Re: [Patch RT] Fix CFS load balancing for RT tasks
From: Sébastien Dugué <hidden>
Date: 2007-07-13 06:56:30
Also in:
lkml
Hi Josh, On Thu, 12 Jul 2007 09:41:55 -0700 Josh Triplett [off-list ref] wrote:
On Wed, 2007-07-11 at 16:47 +0200, Sébastien Dugué wrote:quoted
there seems to be something wrong with the way the CFS balances (or does not balance) RT tasks. This was evidenced using the sched_football testcase available from the RT wiki (http://rt.wiki.kernel.org/index.php/IBM_Test_Cases) which I modified and attached to this mail. The testcase starts a number of threads which fall into 3 categories: 1 referee thread: SCHED_FIFO, RT prio 5 ncpus defensive threads: SCHED_FIFO, RT prio 4 ncpus offensive threads: SCHED_FIFO, RT prio 3 (ncpus being the number of CPUs) To make a long story short, the defensive threads should end up distributed among all CPUs, but that's not the case. For example, on a dual HT Xeon box, after task migration stabilizes we have the following running on the different CPUs: CPU 0: defense2 CPU 1: referee offense2 offense3 offense4 defense3 CPU 2: offense1 CPU 3: defense1 defense4 which clearly show the imbalance between CPU 2 and CPU 3 where offense1 should not be allowed to run while the higher prio defense1 and defense4 are sharing the same CPU. The following patch fixes this by re-enabling the RT overload detection for the CFS. It may not be the right solution, maybe it should be incorporated into the other load balancing mechanisms. I did not digg deep enough yet to make that call ;-)2.6.21.5-rt20 plus this patch passed 1000 runs of the standard sched_football on an 8 processor (quad dual-core) x86-64 box. Nice work.

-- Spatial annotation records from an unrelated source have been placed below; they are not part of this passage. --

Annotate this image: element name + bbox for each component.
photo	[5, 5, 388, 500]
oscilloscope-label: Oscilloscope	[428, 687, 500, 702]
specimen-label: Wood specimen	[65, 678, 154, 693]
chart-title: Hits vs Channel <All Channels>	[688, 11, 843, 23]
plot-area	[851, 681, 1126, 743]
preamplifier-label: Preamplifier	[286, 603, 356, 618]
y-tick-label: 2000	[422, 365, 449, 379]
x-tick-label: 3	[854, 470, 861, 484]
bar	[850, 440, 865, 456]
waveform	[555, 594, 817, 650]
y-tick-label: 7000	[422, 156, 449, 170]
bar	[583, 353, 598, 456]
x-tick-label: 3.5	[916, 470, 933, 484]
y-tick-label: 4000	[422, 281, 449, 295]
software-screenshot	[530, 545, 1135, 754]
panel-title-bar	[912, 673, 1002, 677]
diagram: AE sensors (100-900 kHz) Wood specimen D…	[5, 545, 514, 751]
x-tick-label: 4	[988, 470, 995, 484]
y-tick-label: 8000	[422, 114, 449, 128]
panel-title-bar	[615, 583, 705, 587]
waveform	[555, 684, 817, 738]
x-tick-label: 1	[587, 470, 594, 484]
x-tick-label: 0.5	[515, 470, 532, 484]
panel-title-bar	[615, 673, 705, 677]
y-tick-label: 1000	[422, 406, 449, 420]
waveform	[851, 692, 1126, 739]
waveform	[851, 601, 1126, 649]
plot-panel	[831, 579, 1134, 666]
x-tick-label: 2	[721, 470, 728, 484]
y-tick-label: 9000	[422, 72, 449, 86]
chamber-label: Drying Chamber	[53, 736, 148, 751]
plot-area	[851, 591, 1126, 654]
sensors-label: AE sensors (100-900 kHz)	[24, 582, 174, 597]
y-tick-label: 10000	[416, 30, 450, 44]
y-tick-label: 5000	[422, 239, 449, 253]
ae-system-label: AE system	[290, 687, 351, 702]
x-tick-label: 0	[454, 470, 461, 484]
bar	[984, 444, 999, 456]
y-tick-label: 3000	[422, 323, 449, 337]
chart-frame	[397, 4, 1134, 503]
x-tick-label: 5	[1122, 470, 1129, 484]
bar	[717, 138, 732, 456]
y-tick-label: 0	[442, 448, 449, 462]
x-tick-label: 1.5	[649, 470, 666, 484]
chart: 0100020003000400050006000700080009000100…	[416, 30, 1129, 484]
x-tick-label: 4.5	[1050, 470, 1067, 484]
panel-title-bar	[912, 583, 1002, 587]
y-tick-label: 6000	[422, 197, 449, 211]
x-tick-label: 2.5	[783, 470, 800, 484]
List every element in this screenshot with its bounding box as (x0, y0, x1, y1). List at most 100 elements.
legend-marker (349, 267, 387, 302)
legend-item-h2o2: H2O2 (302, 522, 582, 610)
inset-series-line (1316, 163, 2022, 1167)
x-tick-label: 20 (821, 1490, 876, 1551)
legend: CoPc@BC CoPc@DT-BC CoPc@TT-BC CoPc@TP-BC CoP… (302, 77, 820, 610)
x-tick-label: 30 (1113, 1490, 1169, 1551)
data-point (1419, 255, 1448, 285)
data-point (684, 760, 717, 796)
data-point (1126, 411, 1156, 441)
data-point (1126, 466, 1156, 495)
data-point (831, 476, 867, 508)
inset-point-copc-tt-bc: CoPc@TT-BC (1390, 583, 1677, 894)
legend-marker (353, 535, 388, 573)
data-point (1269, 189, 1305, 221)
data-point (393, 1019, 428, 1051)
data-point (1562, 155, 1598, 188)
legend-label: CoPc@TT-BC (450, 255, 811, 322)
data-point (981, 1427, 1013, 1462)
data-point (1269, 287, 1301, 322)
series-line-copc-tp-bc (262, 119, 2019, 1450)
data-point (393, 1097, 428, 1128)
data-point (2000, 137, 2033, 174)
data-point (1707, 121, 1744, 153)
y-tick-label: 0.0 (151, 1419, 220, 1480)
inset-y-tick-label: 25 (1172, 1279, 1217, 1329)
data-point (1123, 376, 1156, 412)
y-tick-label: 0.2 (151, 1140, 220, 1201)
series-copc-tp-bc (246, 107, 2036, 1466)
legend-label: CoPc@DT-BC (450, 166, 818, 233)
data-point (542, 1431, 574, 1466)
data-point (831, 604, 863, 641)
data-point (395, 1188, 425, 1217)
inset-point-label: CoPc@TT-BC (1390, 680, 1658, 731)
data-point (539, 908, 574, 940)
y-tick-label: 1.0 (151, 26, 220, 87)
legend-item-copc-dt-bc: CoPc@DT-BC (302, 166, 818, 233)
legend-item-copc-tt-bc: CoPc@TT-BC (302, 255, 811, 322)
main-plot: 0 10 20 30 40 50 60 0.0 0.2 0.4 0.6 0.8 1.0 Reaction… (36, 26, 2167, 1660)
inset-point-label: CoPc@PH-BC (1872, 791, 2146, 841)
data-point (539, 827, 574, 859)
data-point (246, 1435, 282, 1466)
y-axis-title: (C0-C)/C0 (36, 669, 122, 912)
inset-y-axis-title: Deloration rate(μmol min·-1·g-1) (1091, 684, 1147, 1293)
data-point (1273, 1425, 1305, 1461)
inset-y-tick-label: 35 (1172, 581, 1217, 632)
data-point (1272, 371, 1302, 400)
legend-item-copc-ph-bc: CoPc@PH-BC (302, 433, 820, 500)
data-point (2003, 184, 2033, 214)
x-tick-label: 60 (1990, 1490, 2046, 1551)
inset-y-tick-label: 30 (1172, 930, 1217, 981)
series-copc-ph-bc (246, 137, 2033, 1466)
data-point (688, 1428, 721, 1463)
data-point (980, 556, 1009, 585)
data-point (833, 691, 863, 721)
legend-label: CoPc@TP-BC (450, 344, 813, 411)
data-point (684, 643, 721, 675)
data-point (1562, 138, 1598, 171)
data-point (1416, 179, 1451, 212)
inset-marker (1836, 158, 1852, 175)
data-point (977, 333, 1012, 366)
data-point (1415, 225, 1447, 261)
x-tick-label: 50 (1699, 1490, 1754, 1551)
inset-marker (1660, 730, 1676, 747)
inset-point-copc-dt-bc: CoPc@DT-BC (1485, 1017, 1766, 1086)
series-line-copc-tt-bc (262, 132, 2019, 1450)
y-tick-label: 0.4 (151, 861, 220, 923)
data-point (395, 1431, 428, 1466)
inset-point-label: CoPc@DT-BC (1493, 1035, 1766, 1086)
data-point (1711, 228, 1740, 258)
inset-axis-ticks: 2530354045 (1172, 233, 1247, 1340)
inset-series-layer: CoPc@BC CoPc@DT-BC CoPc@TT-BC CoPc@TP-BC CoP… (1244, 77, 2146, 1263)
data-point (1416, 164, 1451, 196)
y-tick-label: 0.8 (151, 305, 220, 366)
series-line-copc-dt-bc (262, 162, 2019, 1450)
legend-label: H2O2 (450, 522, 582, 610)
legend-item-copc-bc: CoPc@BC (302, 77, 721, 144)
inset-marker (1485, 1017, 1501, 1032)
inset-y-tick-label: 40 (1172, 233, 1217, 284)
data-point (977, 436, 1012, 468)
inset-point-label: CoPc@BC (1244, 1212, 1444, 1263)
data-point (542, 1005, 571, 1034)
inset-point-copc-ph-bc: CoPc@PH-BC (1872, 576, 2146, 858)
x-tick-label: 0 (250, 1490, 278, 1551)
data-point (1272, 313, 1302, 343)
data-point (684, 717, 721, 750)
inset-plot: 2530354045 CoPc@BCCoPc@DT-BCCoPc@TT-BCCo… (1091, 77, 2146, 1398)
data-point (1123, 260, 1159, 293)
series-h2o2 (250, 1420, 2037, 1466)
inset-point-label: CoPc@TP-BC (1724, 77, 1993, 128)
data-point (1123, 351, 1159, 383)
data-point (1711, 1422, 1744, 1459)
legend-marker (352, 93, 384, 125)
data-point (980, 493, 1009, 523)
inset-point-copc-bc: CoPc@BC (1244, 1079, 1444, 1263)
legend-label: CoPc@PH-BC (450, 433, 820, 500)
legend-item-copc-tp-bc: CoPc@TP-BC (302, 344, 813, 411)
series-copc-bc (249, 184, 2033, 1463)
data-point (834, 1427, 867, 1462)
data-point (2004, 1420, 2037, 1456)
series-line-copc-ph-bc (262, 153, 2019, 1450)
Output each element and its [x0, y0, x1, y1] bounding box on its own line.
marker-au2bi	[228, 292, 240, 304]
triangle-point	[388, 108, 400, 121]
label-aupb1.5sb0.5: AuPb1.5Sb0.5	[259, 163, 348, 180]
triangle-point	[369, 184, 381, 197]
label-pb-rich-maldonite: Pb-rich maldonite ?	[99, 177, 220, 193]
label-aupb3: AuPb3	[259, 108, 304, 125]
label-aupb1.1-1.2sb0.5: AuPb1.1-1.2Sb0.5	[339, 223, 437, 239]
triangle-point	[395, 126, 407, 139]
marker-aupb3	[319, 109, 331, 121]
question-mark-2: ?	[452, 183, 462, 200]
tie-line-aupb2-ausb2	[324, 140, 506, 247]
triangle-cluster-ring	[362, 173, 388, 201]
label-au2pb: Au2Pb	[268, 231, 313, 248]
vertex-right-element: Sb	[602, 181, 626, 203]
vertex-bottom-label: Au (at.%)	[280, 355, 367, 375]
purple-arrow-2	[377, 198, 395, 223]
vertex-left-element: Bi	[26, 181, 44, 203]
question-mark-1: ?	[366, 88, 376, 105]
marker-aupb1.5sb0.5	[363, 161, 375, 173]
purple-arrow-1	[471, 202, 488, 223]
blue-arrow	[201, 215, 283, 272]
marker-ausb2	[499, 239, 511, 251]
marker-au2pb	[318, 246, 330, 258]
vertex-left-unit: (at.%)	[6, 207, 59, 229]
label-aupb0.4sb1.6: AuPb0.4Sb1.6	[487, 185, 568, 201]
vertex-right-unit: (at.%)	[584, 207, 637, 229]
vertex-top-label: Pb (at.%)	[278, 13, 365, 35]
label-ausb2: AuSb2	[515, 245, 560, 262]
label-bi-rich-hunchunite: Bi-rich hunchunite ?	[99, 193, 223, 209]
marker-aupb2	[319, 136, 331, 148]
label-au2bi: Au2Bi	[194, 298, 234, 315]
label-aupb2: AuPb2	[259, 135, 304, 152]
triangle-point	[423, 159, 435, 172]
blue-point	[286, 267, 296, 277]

Thanks, but a nightly run revealed that there is still a bug. At least now CFS is on par with O(1).
quoted
The RT overload mechanism of the O(1) scheduler has not been activated in the new CFS. This patch fixes that by inserting calls to inc_rt_tasks() and dec_rt_tasks() in enqueue_task_rt() and dequeue_task_rt() respectively, which enables the balance_rt_tasks() to be run in the rt_overload case. Signed-off-by: Sébastien Dugué <redacted>Acked-by: Josh Triplett <josh@kernel.org> - Josh Triplett
Sébastien.